Handcuffs are more about the mental and emotional turn-on than the physical sensation, says Wasserman. “It can be very arousing to discuss the scene you’ll set up and get the necessary consent,” she says. “It’s fabulous fantasy play and gaining more popularity because of recent exposure and normalization in the media.”
Just be careful—if you’re going for a super-authentic prisoner fantasy that involves real metal cuffs, they can hurt. “Soft, cushy ones are a must,” says Jen, 30, of Rutland, Vermont. “I love feeling a little out of control when my partner cuffs me up—especially when every other part of my life requires effort and attention.”
6. Clitoral Massagers
For women who have a tough time coming from other sex toys (or partners, even) a vibrator that focuses purely on stimulating the most sensitive part of your vagina could be the silver bullet.
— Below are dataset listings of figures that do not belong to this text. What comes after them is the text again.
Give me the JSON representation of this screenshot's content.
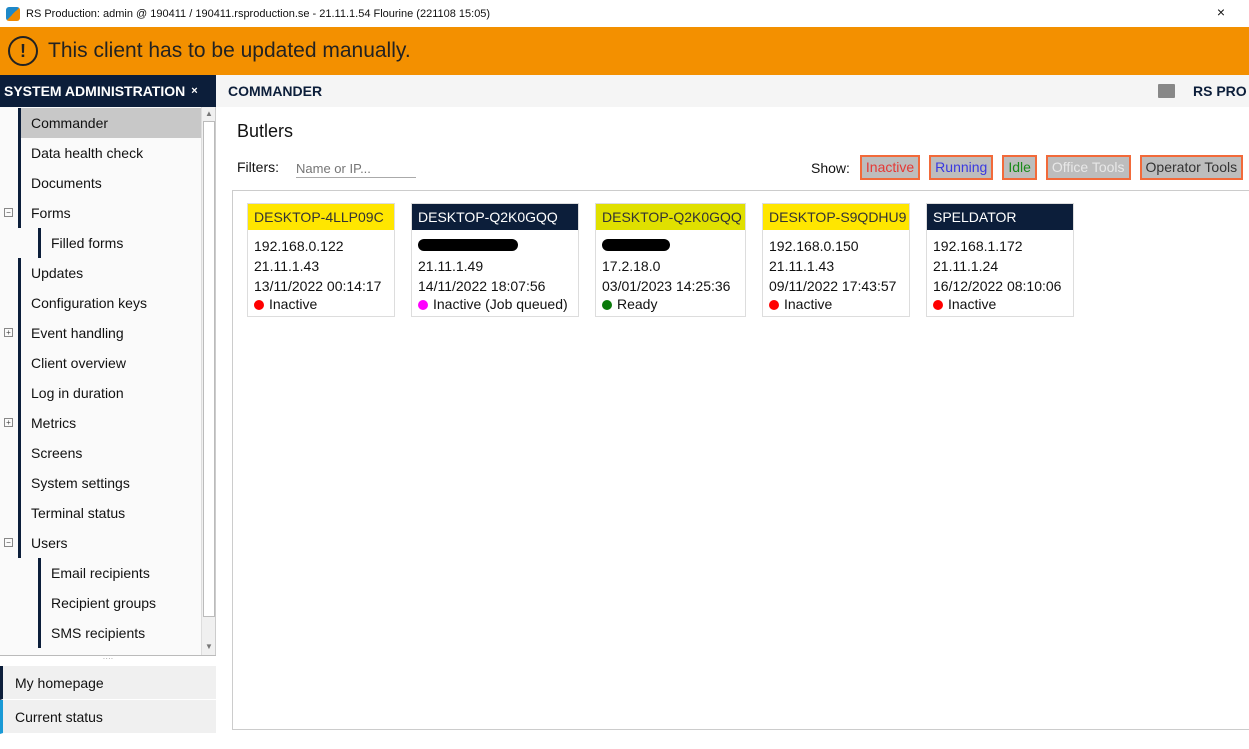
{
  "window": {
    "title": "RS Production: admin @ 190411 / 190411.rsproduction.se - 21.11.1.54 Flourine (221108 15:05)",
    "close": "×"
  },
  "banner": {
    "icon": "!",
    "message": "This client has to be updated manually."
  },
  "sidebar": {
    "title": "SYSTEM ADMINISTRATION",
    "close": "×",
    "items": [
      {
        "label": "Commander",
        "active": true
      },
      {
        "label": "Data health check"
      },
      {
        "label": "Documents"
      },
      {
        "label": "Forms",
        "expander": "−"
      },
      {
        "label": "Filled forms",
        "child": true
      },
      {
        "label": "Updates"
      },
      {
        "label": "Configuration keys"
      },
      {
        "label": "Event handling",
        "expander": "+"
      },
      {
        "label": "Client overview"
      },
      {
        "label": "Log in duration"
      },
      {
        "label": "Metrics",
        "expander": "+"
      },
      {
        "label": "Screens"
      },
      {
        "label": "System settings"
      },
      {
        "label": "Terminal status"
      },
      {
        "label": "Users",
        "expander": "−"
      },
      {
        "label": "Email recipients",
        "child": true
      },
      {
        "label": "Recipient groups",
        "child": true
      },
      {
        "label": "SMS recipients",
        "child": true
      }
    ],
    "bottom": [
      "My homepage",
      "Current status"
    ]
  },
  "header": {
    "title": "COMMANDER",
    "brand": "RS PRO"
  },
  "main": {
    "title": "Butlers",
    "filters_label": "Filters:",
    "filter_placeholder": "Name or IP...",
    "show_label": "Show:",
    "chips": [
      {
        "label": "Inactive",
        "color": "#e53935"
      },
      {
        "label": "Running",
        "color": "#3a3ae0"
      },
      {
        "label": "Idle",
        "color": "#1a8a1a"
      },
      {
        "label": "Office Tools",
        "color": "#e8e8e8"
      },
      {
        "label": "Operator Tools",
        "color": "#333333"
      }
    ],
    "cards": [
      {
        "name": "DESKTOP-4LLP09C",
        "head_bg": "#ffe600",
        "head_color": "#333",
        "ip": "192.168.0.122",
        "version": "21.11.1.43",
        "time": "13/11/2022 00:14:17",
        "status": "Inactive",
        "status_color": "#ff0000"
      },
      {
        "name": "DESKTOP-Q2K0GQQ",
        "head_bg": "#0c1e3a",
        "head_color": "#fff",
        "ip": "",
        "version": "21.11.1.49",
        "time": "14/11/2022 18:07:56",
        "status": "Inactive (Job queued)",
        "status_color": "#ff00ff"
      },
      {
        "name": "DESKTOP-Q2K0GQQ",
        "head_bg": "#e0e000",
        "head_color": "#333",
        "ip": "",
        "version": "17.2.18.0",
        "time": "03/01/2023 14:25:36",
        "status": "Ready",
        "status_color": "#0a7a0a"
      },
      {
        "name": "DESKTOP-S9QDHU9",
        "head_bg": "#ffe600",
        "head_color": "#333",
        "ip": "192.168.0.150",
        "version": "21.11.1.43",
        "time": "09/11/2022 17:43:57",
        "status": "Inactive",
        "status_color": "#ff0000"
      },
      {
        "name": "SPELDATOR",
        "head_bg": "#0c1e3a",
        "head_color": "#fff",
        "ip": "192.168.1.172",
        "version": "21.11.1.24",
        "time": "16/12/2022 08:10:06",
        "status": "Inactive",
        "status_color": "#ff0000"
      }
    ]
  }
}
Wasserman is a big fan of women advocating for their clits. “Distressingly, men don’t spend enough time on clitoral play, and women remain silent about their clitoral needs,” she says. “Use your clitoral massager while being thrusted; use it afterward when you’re swollen and he’s fallen asleep; let him or her see you using it so it becomes a couple activity,” she suggests.
“I used to think I wasn’t able to orgasm, because nothing seemed to work on my clit,” says Emily, 30, of Boston. “A clitoral stimulator—which I now own several of—changed that. They rock my world every time, and the rest of my sex toy collection goes pretty much unused now.” Sold yet?
7. Anal Beads
Slightly different from butt plugs in that they insert one individual bead at a time, rather than smoothly and gradually like a plug, anal beads provide a pop feeling with each larger size that goes in. And while any sort of anal toy and play will help prep you for actual anal sex, butt plugs might be a bit more similar to how that will feel.
“I’ve used both plugs and beads, and I like both, but I think it’s more important to invest in a high-quality set of beads if that’s what you’re into,” says Alyssa, age 26, of New York City. “The last thing you want is a cheap pair of beads breaking when they’re inside you! Oh, and with either one, make sure to use a ton of lube, otherwise it’ll be more pain than pleasure.” Good to know.